A situation that may inadvertently degrade into a spin entry is a simulated engine failure introduced at an inappropriately low speed. No engine failure should ever be introduced below safe, intentional one-engineinoperative speed (VSSE). If no VSSE is published, use VYSE. The “necessity” of simulating engine failures at low airspeeds is erroneous. Other than training situations, the multiengine airplane is only operated below VSSE for mere seconds just after lift-off or during the last few dozen feet of altitude in preparation for landing.
For spin avoidance when practicing engine failures, the flight instructor should pay strict attention to the maintenance of proper airspeed and bank angle as the student executes the appropriate procedure.
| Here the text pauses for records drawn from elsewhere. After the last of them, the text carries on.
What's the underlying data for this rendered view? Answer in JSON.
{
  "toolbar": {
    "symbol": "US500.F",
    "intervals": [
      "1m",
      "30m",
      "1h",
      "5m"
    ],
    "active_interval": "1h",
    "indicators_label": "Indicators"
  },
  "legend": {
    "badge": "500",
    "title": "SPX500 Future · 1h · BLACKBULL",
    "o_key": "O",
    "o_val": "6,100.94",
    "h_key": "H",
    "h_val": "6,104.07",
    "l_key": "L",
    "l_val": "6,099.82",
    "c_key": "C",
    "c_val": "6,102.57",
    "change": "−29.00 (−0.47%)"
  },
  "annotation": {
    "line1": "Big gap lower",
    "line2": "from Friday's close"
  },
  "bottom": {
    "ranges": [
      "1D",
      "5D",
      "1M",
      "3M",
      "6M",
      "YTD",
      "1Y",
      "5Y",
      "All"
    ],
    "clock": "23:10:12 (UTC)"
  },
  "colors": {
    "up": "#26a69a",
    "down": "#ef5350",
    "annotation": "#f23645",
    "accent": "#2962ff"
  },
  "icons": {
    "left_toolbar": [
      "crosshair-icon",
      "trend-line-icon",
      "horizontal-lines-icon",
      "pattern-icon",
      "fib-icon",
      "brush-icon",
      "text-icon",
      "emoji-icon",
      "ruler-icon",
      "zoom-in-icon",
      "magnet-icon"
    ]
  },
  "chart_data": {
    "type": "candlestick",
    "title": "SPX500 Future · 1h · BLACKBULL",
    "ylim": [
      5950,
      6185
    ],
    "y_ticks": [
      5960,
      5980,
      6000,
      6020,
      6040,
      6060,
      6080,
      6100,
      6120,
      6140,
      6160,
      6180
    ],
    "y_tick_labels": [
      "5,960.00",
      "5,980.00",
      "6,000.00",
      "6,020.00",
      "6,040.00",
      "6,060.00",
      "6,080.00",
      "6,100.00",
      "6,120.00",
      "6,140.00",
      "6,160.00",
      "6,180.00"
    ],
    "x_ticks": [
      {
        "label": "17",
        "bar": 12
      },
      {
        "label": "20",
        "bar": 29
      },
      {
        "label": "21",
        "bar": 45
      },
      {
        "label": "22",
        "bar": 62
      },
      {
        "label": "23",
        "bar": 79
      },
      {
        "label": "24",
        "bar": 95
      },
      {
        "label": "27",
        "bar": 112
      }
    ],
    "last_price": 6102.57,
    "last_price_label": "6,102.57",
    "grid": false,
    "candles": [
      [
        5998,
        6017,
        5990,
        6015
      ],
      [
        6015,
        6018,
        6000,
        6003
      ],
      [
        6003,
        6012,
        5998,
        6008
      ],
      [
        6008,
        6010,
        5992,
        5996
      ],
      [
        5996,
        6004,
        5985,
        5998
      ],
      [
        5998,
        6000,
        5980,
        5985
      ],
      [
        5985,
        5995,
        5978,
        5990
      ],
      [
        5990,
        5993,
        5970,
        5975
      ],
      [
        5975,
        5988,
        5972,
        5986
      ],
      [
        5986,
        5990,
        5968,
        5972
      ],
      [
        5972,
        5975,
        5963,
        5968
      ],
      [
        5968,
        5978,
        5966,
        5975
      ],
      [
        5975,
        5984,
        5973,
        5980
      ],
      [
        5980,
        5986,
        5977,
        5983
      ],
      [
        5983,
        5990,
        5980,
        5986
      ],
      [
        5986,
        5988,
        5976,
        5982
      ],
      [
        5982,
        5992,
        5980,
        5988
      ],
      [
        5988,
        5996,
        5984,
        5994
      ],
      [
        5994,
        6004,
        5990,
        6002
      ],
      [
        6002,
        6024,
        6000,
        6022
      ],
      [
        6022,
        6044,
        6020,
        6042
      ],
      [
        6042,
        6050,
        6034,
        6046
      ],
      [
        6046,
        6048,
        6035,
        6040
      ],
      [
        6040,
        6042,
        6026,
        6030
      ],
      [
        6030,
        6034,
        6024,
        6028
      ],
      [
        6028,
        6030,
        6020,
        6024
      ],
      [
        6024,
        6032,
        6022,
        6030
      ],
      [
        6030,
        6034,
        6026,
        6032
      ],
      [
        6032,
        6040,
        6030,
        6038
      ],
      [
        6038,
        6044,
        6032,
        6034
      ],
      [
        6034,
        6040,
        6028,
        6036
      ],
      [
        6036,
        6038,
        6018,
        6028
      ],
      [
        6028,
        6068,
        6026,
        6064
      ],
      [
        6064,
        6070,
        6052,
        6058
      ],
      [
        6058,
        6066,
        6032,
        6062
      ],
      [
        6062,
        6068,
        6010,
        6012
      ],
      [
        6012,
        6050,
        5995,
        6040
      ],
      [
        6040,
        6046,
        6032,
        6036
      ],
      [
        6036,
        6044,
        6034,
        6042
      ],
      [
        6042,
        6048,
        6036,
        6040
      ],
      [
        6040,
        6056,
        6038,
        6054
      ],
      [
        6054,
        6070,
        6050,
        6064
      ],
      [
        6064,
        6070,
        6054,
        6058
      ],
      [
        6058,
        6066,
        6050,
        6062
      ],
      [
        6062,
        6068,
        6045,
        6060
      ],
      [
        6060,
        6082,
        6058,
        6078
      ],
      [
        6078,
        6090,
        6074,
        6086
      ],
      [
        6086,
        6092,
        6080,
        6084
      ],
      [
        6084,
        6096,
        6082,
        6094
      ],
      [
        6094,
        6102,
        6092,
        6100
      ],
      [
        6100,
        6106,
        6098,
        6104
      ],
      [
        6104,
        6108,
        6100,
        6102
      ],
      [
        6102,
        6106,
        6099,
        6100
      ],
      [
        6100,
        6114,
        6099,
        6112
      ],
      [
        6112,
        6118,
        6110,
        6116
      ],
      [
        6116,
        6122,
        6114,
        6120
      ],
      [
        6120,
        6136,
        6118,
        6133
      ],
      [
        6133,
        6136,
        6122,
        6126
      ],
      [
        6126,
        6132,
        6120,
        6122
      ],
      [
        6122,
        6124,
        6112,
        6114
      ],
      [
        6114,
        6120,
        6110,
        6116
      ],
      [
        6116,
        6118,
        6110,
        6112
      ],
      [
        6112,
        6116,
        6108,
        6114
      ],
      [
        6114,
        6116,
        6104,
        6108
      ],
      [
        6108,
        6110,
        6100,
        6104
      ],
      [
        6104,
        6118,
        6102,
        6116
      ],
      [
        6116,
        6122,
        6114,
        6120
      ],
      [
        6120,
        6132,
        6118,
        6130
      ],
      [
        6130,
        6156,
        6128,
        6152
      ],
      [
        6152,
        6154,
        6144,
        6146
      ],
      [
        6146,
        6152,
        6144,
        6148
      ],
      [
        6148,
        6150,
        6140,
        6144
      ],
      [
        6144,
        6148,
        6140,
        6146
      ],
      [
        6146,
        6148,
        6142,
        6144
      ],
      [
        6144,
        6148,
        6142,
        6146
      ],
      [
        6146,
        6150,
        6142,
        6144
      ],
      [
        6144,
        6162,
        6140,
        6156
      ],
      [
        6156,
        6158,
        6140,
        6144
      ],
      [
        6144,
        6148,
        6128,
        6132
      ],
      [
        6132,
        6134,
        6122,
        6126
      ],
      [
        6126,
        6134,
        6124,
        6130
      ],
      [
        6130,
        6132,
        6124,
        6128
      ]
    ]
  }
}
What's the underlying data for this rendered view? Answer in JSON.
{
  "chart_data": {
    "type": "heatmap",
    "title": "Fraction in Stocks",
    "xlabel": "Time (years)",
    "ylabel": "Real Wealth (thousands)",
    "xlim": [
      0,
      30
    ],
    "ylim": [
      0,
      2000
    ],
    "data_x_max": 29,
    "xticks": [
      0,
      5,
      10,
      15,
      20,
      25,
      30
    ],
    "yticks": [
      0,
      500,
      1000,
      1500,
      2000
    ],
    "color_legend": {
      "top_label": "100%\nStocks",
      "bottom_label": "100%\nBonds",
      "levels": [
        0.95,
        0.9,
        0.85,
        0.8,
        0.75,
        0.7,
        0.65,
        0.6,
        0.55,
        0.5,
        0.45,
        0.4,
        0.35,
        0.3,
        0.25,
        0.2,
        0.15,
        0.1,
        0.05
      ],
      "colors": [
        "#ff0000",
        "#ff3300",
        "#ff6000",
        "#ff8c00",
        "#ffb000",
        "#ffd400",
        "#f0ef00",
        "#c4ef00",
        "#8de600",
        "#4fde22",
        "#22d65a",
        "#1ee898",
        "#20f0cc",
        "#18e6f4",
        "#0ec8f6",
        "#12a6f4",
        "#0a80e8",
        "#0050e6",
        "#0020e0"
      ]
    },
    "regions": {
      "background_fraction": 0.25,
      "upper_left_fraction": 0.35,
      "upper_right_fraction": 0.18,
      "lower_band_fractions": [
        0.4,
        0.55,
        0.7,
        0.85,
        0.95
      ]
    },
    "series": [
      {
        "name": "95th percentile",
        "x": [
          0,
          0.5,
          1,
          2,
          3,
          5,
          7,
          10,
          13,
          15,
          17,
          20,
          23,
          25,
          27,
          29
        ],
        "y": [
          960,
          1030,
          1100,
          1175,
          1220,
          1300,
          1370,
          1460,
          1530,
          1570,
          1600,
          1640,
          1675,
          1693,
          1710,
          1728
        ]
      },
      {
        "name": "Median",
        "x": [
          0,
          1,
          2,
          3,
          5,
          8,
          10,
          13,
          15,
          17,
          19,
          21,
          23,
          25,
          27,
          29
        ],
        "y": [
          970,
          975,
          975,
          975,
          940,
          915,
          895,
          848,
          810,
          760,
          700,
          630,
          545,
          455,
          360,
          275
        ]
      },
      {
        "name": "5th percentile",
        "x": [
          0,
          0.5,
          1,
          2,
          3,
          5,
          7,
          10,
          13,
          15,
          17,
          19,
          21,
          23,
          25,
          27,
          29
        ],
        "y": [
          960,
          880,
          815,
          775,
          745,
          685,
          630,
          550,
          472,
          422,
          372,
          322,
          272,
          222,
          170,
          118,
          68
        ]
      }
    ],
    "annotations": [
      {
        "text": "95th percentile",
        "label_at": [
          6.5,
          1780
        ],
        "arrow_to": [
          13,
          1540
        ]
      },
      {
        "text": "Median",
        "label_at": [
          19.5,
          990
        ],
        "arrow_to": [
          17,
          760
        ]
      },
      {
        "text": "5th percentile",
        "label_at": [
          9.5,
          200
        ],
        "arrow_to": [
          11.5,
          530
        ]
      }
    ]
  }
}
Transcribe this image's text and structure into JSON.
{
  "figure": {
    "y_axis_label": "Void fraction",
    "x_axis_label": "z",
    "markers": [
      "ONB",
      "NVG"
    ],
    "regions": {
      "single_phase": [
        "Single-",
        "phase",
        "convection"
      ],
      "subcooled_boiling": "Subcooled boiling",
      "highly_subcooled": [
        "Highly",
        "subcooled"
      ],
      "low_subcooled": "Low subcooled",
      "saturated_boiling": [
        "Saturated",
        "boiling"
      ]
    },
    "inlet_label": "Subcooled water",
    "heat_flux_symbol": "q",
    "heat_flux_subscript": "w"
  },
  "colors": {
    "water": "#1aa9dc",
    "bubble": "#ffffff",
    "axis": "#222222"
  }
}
The instructor should also be particularly alert during stall and slow flight practice. Forward center-of-gravity positions result in favorable stall and spin avoidance characteristics, but do not eliminate the hazard.
When performing a VMC demonstration, the instructor should also be alert for any sign of an impending stall. The student may be highly focused on the directional control aspect of the maneuver to the extent that impending stall indications go unnoticed. If a VMC demonstration cannot be accomplished under existing conditions of density altitude, it may, for training purposes, be done utilizing the rudder blocking technique described in the following section.
As very few twins have ever been spin-tested (none are required to), the recommended spin recovery techniques are based only on the best information available. The departure from controlled flight may be quite abrupt and possibly disorienting. The direction of an upright spin can be confirmed from the turn needle or the symbolic airplane of the turn coordinator, if necessary. Do not rely on the ball position or other instruments.
If a spin is entered, most manufacturers recommend immediately retarding both throttles to idle, applying full rudder opposite the direction of rotation, and applying full forward elevator/stabilator pressure (with ailerons neutral). These actions should be taken as near simultaneously as possible. The controls should then be held in that position. Recovery, if possible, will take considerable altitude. The longer the delay from entry until taking corrective action, the less likely that recovery will be successful.